Sakura, avec un sourire, lui tendit un petit paquet emballé de papier rose. A croire que tout était rose chez elle, même sa robe. Naruto avait l'air gêné et le prit entre ses mains, le rouge aux joues. Je fronçais les sourcils. A quelques mètres de moi, j'essayais de comprendre leur conversation. En aucun cas le sentiment de jalousie rentrait en compte, ni même la curiosité.

- Je sais que un… passé. Je sais que… aimes pas… Octobre mais… anniversaire, tout de même !, finit-elle en criant.

Ça n'avait pas de sens, ni de logique. Naruto la remercia, une vieille grimace aux lèvres. Qu'est-ce que je pouvais le haïr lorsqu'il mettait un joli masque de joie sur le visage. Et puis, qu'est-ce que c'était, cette histoire d'anniversaire ?

Je soupirais. Oh et puis après tout, qu'est-ce qu'en j'avais à faire ?

XXX

Mine de rien, l'épisode précédent fut vite oublié. Il n'en parlait pas avec Haruno et je ne lui demandais rien à ce propos. Le cadeau n'avait comme jamais existé. Lui ne semblait pas attendre que je le fasse. Tout était… bien.

Le seul problème était son sourire qui parfois m'oppressait. Peut-être était-ce pour cela que je restais avec lui, même lorsqu'il ne forçait pas sa présence sur moi. C'était simplement parce que la solution à l'énigme, je ne la connaissais pas. Pourquoi souriait-il alors que tout allait mal ? C'était ça, oui. Je ne savais pas alors je souhaitais tout bêtement savoir. C'était aussi simplement que cela.

Le blond s'assit à côté de moi, haletant, visiblement fatigué par le cours de sport que l'on venait de subir cette matinée mais aussi par le petit jogging qu'il avait dû faire pour me rejoindre en plus. On venait de finir nos dix tours et il était à présent l'heure du déjeuner. Nous nous étions auparavant tout de même changés. C'était étrange. Habituellement, il ne me rejoignait pas tout de suite mais restait en compagnie de Sakura car je ne mangeais pas à cette heure-ci. Toujours était-il que lui non plus n'avait pas son repas cette fois si. Cependant, je ne trouvais pas tout à fait l'utilité de lui poser la question à fin de savoir pourquoi. Qu'il soit là ou pas revenait au même : je ne parlais pas et pour une fois, lui non plus.

- Ah… soupira-t-il.

Avais-je pensé trop vite ? Je le craignais, oui… Il écarta les jambes de manière très élégante et renversa la tête en arrière, respirant à plein poumons, s'étant enfin calmé. Qu'est-ce qu'il me faisait là ? Je lui portais alors mon regard mais il ne le vit pas. Quel crétin. Je daignais le garder et c'était ainsi qu'il le recevait. Je me levais, irrité. Il m'arrêtait dans mon élan, relevant la tête vers moi. Il me sourit doucement.

- Tu as vu ?

Je plissais le front. De quoi me parlait-il cette fois si ? Ne pouvait-il simplement pas se taire ?

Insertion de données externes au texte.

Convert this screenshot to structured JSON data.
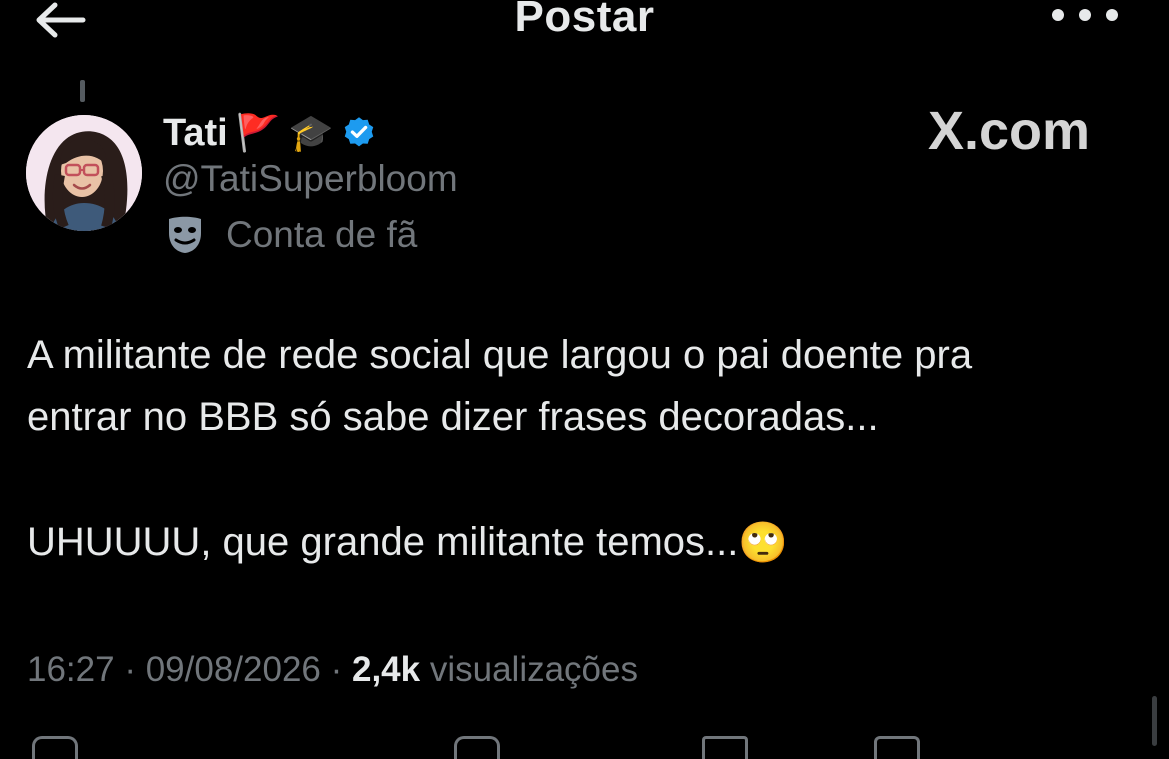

En soupirant, je me rassis, légèrement intrigué. Il ne continua pas sa phrase et je devins rapidement frustré de ne pas connaître la suite. Passablement énervé, je lâchais :

- Quoi ?

Il ne disait toujours rien, gardant une dizaine de secondes le silence, me souriant simplement mais surtout bêtement.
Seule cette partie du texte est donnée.